Simulation of cyclic voltammograms for 3D diffusion-controlled growth and dissolution of new phase nuclei

Abstract

The regularities of diffusion-controlled growth and dissolution of a large random ensemble of hemispherical nuclei on an indifferent macroelectrode surface are analyzed using the proposed model under potential sweep conditions. The model considers the relationship between the concentration profiles to the nucleus due to spherical diffusion and to the electrode due to planar diffusion, and the distribution function of Voronoi cell areas. The simulated cyclic voltammograms (CVs) reproduce all the characteristic features of experimental CVs for 3D nucleation/growth processes.
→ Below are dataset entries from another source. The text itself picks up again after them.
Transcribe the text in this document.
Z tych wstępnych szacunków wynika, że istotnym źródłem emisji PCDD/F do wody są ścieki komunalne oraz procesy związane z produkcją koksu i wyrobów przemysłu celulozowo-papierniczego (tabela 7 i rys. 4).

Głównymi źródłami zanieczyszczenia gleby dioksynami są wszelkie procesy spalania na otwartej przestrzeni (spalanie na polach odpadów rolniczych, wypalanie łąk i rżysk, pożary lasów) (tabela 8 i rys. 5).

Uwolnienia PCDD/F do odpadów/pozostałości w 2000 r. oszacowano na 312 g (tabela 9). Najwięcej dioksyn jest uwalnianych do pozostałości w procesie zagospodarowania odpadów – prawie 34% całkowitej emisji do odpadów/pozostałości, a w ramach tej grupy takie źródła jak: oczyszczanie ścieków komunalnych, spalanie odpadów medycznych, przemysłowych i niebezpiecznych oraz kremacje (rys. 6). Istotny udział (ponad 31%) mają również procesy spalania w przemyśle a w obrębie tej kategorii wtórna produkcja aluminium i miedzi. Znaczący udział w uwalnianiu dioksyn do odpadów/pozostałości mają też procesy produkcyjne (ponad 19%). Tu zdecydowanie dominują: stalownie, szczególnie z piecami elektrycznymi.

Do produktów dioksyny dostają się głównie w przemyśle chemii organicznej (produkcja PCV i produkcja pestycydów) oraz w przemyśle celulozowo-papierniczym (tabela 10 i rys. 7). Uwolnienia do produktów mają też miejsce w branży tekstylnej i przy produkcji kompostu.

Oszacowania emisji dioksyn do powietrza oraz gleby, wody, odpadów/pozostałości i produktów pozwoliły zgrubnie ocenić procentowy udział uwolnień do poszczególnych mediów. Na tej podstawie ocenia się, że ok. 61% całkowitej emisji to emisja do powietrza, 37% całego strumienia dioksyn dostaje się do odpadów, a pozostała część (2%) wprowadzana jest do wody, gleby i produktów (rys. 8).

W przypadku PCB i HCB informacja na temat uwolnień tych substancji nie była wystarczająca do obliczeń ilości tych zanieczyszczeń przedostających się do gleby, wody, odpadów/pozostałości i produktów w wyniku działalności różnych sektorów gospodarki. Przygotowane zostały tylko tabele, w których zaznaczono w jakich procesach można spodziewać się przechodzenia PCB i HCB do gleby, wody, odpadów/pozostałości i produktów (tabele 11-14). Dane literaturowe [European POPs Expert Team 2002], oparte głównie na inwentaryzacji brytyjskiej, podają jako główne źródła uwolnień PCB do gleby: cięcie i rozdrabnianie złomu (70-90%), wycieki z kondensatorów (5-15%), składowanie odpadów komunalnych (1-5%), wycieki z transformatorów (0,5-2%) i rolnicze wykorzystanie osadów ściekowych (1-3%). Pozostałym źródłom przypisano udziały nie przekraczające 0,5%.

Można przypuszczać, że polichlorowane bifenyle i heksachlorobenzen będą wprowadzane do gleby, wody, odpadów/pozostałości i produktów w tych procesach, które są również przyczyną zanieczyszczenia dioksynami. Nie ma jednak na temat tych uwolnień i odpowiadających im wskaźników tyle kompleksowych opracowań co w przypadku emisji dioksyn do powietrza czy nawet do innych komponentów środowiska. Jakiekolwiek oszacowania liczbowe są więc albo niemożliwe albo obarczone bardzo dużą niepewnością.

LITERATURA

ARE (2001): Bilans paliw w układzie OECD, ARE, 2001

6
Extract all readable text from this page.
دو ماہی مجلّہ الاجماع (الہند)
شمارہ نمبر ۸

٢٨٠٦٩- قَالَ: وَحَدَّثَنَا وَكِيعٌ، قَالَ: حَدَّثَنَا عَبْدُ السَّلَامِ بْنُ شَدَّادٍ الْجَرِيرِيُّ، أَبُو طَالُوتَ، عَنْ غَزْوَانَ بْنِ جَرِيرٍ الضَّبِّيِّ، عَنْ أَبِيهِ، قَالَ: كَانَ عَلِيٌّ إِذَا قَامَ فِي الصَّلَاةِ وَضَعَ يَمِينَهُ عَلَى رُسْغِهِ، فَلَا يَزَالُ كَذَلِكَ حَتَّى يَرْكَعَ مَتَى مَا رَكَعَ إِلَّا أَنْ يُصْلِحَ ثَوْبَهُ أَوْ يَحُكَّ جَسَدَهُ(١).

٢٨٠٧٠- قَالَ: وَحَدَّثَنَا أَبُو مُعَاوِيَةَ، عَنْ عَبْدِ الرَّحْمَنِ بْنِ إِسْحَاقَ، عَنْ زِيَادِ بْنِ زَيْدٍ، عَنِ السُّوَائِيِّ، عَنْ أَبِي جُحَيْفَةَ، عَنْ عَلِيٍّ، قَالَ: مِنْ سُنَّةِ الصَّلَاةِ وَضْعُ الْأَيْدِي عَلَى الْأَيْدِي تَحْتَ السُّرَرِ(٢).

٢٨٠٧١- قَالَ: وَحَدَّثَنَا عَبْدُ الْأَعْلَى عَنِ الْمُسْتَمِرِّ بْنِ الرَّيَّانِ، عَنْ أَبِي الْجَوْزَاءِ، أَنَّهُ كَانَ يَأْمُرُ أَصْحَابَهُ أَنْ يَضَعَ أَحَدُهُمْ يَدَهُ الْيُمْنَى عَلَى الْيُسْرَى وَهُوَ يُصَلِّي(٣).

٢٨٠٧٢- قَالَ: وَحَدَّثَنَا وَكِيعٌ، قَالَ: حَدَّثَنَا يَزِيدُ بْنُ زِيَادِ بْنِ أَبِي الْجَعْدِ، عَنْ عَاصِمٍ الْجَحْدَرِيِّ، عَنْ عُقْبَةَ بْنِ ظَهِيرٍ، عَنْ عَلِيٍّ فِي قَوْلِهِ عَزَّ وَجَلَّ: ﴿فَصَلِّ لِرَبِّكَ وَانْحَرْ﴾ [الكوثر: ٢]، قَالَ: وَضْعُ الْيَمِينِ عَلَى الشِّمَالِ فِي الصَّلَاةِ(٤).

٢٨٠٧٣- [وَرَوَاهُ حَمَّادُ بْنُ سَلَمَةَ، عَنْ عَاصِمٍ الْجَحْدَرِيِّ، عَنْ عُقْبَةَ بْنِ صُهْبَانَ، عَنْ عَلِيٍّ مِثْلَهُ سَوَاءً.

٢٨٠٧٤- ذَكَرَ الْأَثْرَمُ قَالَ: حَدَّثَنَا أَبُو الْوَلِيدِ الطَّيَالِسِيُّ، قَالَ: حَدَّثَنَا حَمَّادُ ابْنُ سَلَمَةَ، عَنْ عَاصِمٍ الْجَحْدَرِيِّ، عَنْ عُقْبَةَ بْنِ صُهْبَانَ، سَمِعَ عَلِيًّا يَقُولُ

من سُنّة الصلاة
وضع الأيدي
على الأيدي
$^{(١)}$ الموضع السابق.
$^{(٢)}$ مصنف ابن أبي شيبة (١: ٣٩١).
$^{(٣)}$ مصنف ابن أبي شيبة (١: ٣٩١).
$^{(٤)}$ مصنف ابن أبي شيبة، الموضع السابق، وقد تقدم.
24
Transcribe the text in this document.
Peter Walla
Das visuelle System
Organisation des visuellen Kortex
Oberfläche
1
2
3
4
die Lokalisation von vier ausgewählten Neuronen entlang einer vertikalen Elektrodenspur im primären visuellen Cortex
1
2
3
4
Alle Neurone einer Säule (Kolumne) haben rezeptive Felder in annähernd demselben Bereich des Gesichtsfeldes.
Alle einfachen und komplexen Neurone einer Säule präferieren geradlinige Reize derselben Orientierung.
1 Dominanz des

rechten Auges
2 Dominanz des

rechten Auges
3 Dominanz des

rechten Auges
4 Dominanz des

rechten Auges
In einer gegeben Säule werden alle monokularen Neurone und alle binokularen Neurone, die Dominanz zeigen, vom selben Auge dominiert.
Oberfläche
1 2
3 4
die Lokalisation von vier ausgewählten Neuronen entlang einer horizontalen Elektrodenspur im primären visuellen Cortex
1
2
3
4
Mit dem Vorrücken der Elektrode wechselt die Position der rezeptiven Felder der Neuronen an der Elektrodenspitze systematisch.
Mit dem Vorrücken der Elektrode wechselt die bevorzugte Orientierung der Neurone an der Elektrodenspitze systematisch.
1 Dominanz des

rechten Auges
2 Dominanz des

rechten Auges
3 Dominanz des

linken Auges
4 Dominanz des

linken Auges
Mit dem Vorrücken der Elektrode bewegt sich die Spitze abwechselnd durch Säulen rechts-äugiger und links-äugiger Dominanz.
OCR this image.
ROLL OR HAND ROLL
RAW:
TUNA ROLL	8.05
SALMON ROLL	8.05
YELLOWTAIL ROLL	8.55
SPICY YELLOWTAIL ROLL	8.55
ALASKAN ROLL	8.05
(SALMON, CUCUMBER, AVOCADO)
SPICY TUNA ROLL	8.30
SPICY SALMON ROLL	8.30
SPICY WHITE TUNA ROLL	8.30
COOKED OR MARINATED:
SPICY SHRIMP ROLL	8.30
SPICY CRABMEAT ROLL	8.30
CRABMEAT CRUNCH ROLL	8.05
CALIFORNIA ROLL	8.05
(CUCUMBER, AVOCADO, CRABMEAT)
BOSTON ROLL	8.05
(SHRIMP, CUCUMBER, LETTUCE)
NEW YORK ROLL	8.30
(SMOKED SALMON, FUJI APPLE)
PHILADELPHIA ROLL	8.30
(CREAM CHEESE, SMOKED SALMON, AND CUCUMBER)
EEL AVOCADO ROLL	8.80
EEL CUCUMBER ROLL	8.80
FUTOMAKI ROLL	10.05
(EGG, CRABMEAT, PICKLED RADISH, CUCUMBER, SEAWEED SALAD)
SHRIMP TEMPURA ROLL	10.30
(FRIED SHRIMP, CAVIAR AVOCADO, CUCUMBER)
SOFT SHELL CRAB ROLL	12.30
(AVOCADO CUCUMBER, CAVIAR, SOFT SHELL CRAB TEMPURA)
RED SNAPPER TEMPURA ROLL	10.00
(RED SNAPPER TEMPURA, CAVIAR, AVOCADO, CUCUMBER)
The influence of the number density of nuclei and scan parameters on the calculated CVs is studied. It is shown that an increase in the scan rate and a decrease in the number density of nuclei can lead to a significant transformation of the CV cathodic part up to the formation of a current loop. Furthermore, a shift of the peak potential in the cathodic direction can be observed as the scan rate increases in the case of 3D diffusion-controlled growth. The discrepancy with the Berzins-Delahay model is discussed and an approach is proposed for determining the diffusion coefficient of depositing ions in the case of a nonlinear dependence of the peak current density on the square root of the scan rate. The influence of the Voronoi cell area and scan parameters on the nucleus size evolution and size distribution is analyzed.